Holding Space: The Project Room at RMB Latitudes Art Fair 2026

Set against the lush, layered landscape of Shepstone Gardens in Johannesburg, RMB Latitudes Art Fair 2026 continues to redefine how audiences engage with contemporary African art. With its emphasis on context, conversation, and curatorial clarity, the fair offers a space that feels less like a marketplace and more like a living archive of artistic exchange.

For The Project Room, returning to Latitudes in 2026 is both a continuation and a deepening of our commitment to placing Namibian artists within a broader continental narrative. This year, the gallery’s presentation brings together the works of Anne Lacheiner-Kuhn and Trudi Dicks—two artists whose practices, though distinct, resonate in their shared sensitivity to material, memory, and meaning.

At first glance, the pairing is understated. Both artists engage a restrained palette, leaning into monochromatic and tonal compositions that prioritise texture, gesture, and nuance over spectacle. Yet within this restraint lies a profound emotional and conceptual range.
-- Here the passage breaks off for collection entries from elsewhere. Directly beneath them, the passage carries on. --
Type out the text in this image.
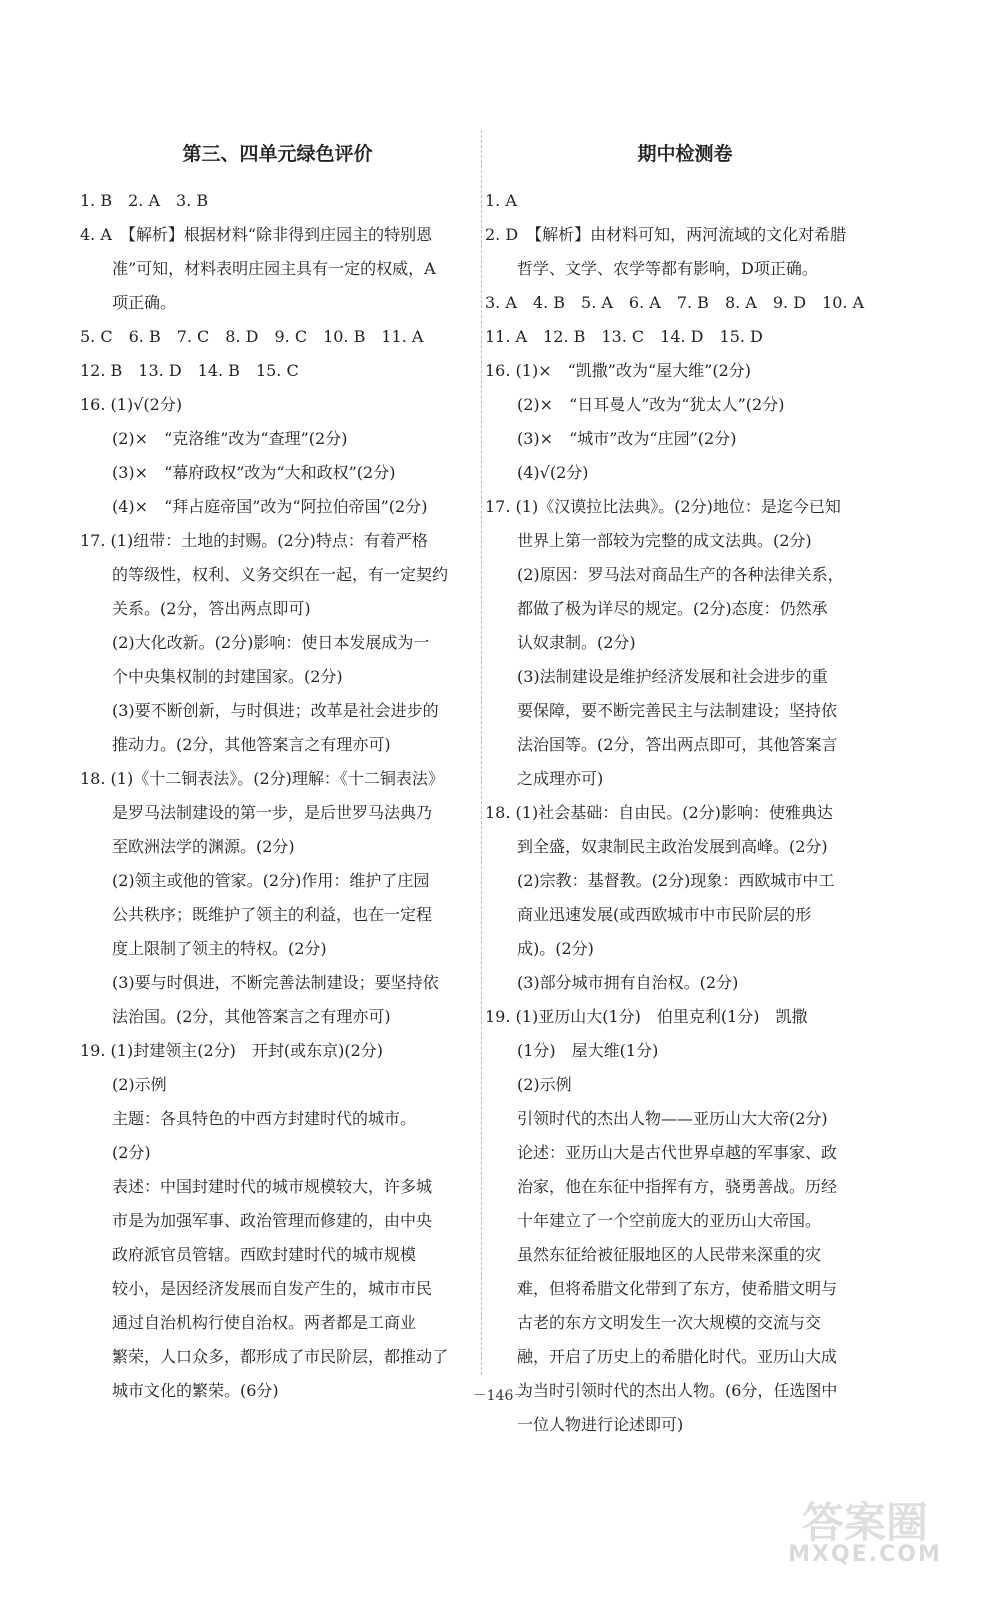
第三、四单元绿色评价
1. B　2. A　3. B
4. A　【解析】根据材料“除非得到庄园主的特别恩
准”可知，材料表明庄园主具有一定的权威，A
项正确。
5. C　6. B　7. C　8. D　9. C　10. B　11. A
12. B　13. D　14. B　15. C
16. (1)√(2分)
(2)×　“克洛维”改为“查理”(2分)
(3)×　“幕府政权”改为“大和政权”(2分)
(4)×　“拜占庭帝国”改为“阿拉伯帝国”(2分)
17. (1)纽带：土地的封赐。(2分)特点：有着严格
的等级性，权利、义务交织在一起，有一定契约
关系。(2分，答出两点即可)
(2)大化改新。(2分)影响：使日本发展成为一
个中央集权制的封建国家。(2分)
(3)要不断创新，与时俱进；改革是社会进步的
推动力。(2分，其他答案言之有理亦可)
18. (1)《十二铜表法》。(2分)理解：《十二铜表法》
是罗马法制建设的第一步，是后世罗马法典乃
至欧洲法学的渊源。(2分)
(2)领主或他的管家。(2分)作用：维护了庄园
公共秩序；既维护了领主的利益，也在一定程
度上限制了领主的特权。(2分)
(3)要与时俱进，不断完善法制建设；要坚持依
法治国。(2分，其他答案言之有理亦可)
19. (1)封建领主(2分)　开封(或东京)(2分)
(2)示例
主题：各具特色的中西方封建时代的城市。
(2分)
表述：中国封建时代的城市规模较大，许多城
市是为加强军事、政治管理而修建的，由中央
政府派官员管辖。西欧封建时代的城市规模
较小，是因经济发展而自发产生的，城市市民
通过自治机构行使自治权。两者都是工商业
繁荣，人口众多，都形成了市民阶层，都推动了
城市文化的繁荣。(6分)
期中检测卷
1. A
2. D　【解析】由材料可知，两河流域的文化对希腊
哲学、文学、农学等都有影响，D项正确。
3. A　4. B　5. A　6. A　7. B　8. A　9. D　10. A
11. A　12. B　13. C　14. D　15. D
16. (1)×　“凯撒”改为“屋大维”(2分)
(2)×　“日耳曼人”改为“犹太人”(2分)
(3)×　“城市”改为“庄园”(2分)
(4)√(2分)
17. (1)《汉谟拉比法典》。(2分)地位：是迄今已知
世界上第一部较为完整的成文法典。(2分)
(2)原因：罗马法对商品生产的各种法律关系，
都做了极为详尽的规定。(2分)态度：仍然承
认奴隶制。(2分)
(3)法制建设是维护经济发展和社会进步的重
要保障，要不断完善民主与法制建设；坚持依
法治国等。(2分，答出两点即可，其他答案言
之成理亦可)
18. (1)社会基础：自由民。(2分)影响：使雅典达
到全盛，奴隶制民主政治发展到高峰。(2分)
(2)宗教：基督教。(2分)现象：西欧城市中工
商业迅速发展(或西欧城市中市民阶层的形
成)。(2分)
(3)部分城市拥有自治权。(2分)
19. (1)亚历山大(1分)　伯里克利(1分)　凯撒
(1分)　屋大维(1分)
(2)示例
引领时代的杰出人物——亚历山大大帝(2分)
论述：亚历山大是古代世界卓越的军事家、政
治家，他在东征中指挥有方，骁勇善战。历经
十年建立了一个空前庞大的亚历山大帝国。
虽然东征给被征服地区的人民带来深重的灾
难，但将希腊文化带到了东方，使希腊文明与
古老的东方文明发生一次大规模的交流与交
融，开启了历史上的希腊化时代。亚历山大成
为当时引领时代的杰出人物。(6分，任选图中
一位人物进行论述即可)
－146－
答案圈
MXQE.COM
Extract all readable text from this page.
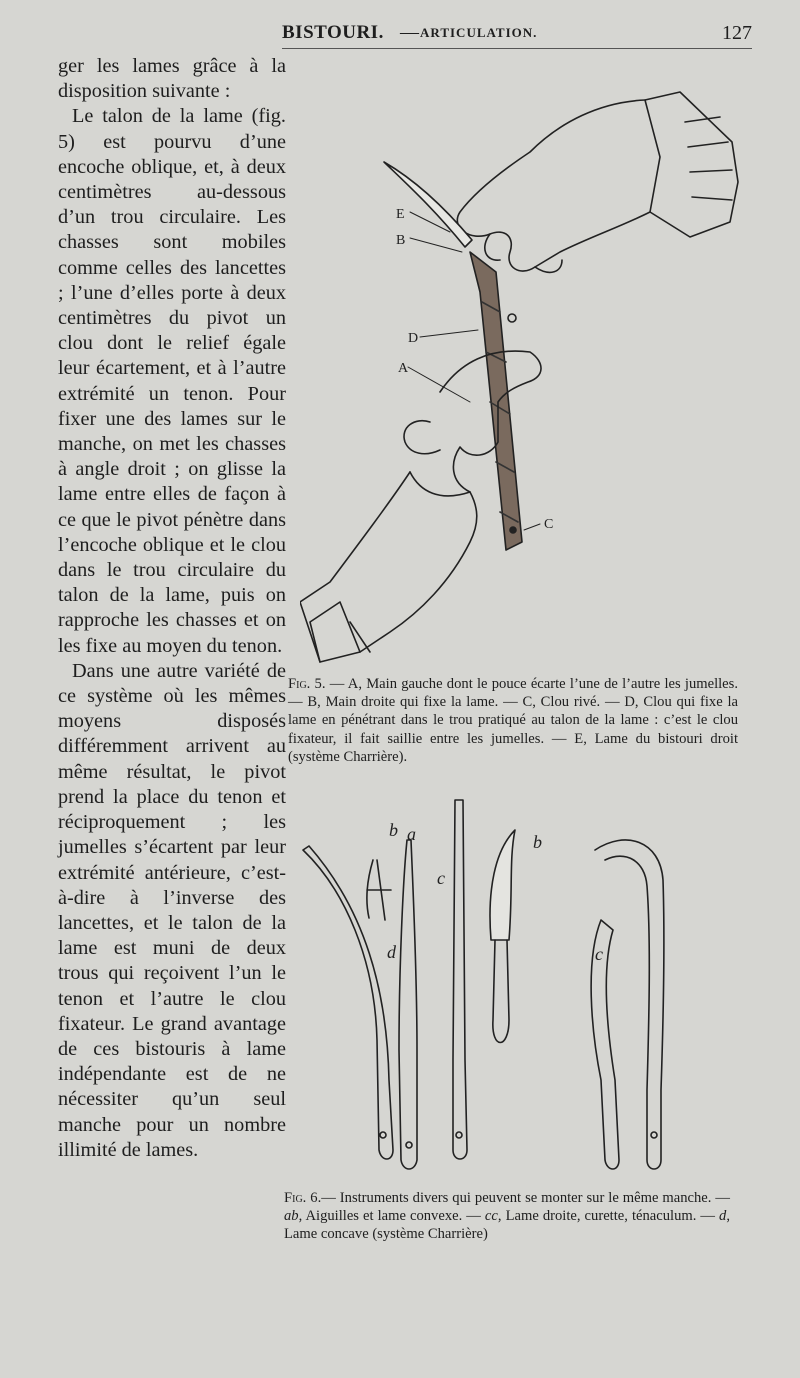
BISTOURI. — ARTICULATION.	127

ger les lames grâce à la disposition suivante :

Le talon de la lame (fig. 5) est pourvu d’une encoche oblique, et, à deux centimètres au-dessous d’un trou circulaire. Les chasses sont mobiles comme celles des lancettes ; l’une d’elles porte à deux centimètres du pivot un clou dont le relief égale leur écartement, et à l’autre extrémité un tenon. Pour fixer une des lames sur le manche, on met les chasses à angle droit ; on glisse la lame entre elles de façon à ce que le pivot pénètre dans l’encoche oblique et le clou dans le trou circulaire du talon de la lame, puis on rapproche les chasses et on les fixe au moyen du tenon.

Dans une autre variété de ce système où les mêmes moyens disposés différemment arrivent au même résultat, le pivot prend la place du tenon et réciproquement ; les jumelles s’écartent par leur extrémité antérieure, c’est-à-dire à l’inverse des lancettes, et le talon de la lame est muni de deux trous qui reçoivent l’un le tenon et l’autre le clou fixateur. Le grand avantage de ces bistouris à lame indépendante est de ne nécessiter qu’un seul manche pour un nombre illimité de lames.

E
B
D
A
C
Fig. 5. — A, Main gauche dont le pouce écarte l’une de l’autre les jumelles. — B, Main droite qui fixe la lame. — C, Clou rivé. — D, Clou qui fixe la lame en pénétrant dans le trou pratiqué au talon de la lame : c’est le clou fixateur, il fait saillie entre les jumelles. — E, Lame du bistouri droit (système Charrière).
b a
d
c
b
c
Fig. 6.— Instruments divers qui peuvent se monter sur le même manche. — ab, Aiguilles et lame convexe. — cc, Lame droite, curette, ténaculum. — d, Lame concave (système Charrière)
Anne Lacheiner-Kuhn’s work emerges from a process of assembling and reassembling fragments—images, references, histories—into new configurations. Her practice reflects an ongoing negotiation of identity and belonging, shaped by her experience moving between Namibia and London. The works presented at Latitudes extend this inquiry, inviting viewers to consider how meaning is constructed, disrupted, and reimagined through acts of layering and erasure.

In contrast, Trudi Dicks’ works from Conversations hold a different kind of presence. Rooted in repetition, subtle variation, and quiet control, her monochromatic compositions evoke a sense of stillness that borders on the meditative. There is a discipline in her approach that resists immediacy; instead, the works unfold slowly, asking the viewer to remain, to look again, to notice what shifts over time.

Together, these practices create a dialogue that is less about contrast and more about continuity. While one artist navigates the fluid and often fragmented nature of contemporary identity, the other offers a language of form that is grounded, enduring, and reflective. In this way, the booth becomes a space of holding—holding tension, holding memory, holding the quiet intersections between past and present.

This year’s Latitudes theme, Oasis, speaks to the idea of creative refuge and renewal—spaces where ideas can gather, expand, and take root. For Namibia, a country often perceived through the lens of its vast landscapes and geographic distance, the notion of an oasis resonates both literally and metaphorically. Our artistic community, though small, continues to cultivate practices that are deeply engaged, globally relevant, and rooted in lived experience.

By presenting these two artists together, The Project Room seeks to highlight not only the diversity within Namibian art, but also its capacity for depth and dialogue. It is a reminder that contemporary African art is not defined by a single narrative, but by a constellation of voices—each contributing to a larger, evolving story.

The gallery’s participation in this forth edition is once again supported by RMB Namibia. Their investment in platforms such as this plays a vital role in strengthening the visibility and sustainability of the Namibian arts industry, and in fostering meaningful cultural exchange across the continent.